Cameron found that most of the Strugglers who stayed in the gig economy after the pandemic had switched to more personalized shopping apps like Shipt, which allowed shoppers to develop more intimate bonds with their customers. “By having more personalized relationships with their customers,” she says, “the shoppers who switched platforms were more easily able to see their customers as deserving and to see their own actions as heroic.”

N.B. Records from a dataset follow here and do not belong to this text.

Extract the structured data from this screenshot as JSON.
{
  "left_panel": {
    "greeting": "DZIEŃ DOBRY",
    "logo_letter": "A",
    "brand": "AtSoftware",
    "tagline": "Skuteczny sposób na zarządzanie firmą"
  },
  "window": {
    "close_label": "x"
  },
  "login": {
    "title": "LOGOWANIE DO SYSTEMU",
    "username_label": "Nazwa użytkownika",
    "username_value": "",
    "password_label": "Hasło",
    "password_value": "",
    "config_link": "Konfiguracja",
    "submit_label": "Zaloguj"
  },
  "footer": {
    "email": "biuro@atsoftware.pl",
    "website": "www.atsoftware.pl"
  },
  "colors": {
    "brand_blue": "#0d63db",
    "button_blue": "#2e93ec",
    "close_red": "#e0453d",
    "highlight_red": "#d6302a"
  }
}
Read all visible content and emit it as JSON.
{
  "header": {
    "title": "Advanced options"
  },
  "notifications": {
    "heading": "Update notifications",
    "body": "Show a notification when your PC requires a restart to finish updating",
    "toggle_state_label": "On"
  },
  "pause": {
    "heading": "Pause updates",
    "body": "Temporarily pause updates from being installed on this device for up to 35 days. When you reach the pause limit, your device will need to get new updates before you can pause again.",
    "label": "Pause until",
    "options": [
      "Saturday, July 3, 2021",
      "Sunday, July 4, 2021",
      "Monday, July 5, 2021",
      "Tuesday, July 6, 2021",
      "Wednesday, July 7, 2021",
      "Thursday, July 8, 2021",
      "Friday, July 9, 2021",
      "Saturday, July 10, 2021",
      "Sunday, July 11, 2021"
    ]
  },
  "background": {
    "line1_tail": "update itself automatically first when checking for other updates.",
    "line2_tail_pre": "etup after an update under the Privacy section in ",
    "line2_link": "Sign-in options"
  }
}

Can Sudden Moralization Backfire?

The study focuses on the experiences of individual workers, but there are also implications for business. Instacart smartly seized on the hero sentiment with a marketing campaign and a push to rapidly expand the number of workers on the platform. When the hero hubbub subsided, Instacart found it harder to hold on to those workers. The platform didn’t adapt to their needs, instead refocusing on the acquisition of more workers and customers.

According to the paper, Instacart’s experience shows how the sudden moralization of work, which is often used to control workers, can backfire. Rather than unifying low-wage workers, a narrative that is pushed by the public and a company can polarize and isolate them, especially those who lack the cohesive social structure that comes with being in a physical office with co-workers. The study also deepens knowledge about how gig workers define themselves and relate to their work in a fragmented space. There is a psychological “balancing act” between the schedule flexibility and autonomy offered by gig work and its dehumanizing technology, inconsistent wages, and potentially poor working conditions, according to the paper. Sudden moralization adds another dimension to that self-narrative, and workers respond differently.

“Not all heroes wear capes, as Instacart officials, media, and customers claim. But telling workers they have capes does not necessarily make them heroes,” the professors wrote. “Instead, workers must wrestle with moralized narratives, making them their own, to truly embody the narrative of being a hero.”

 

Published as “Hero Worship” in the Spring/Summer 2023 issue of Wharton Magazine.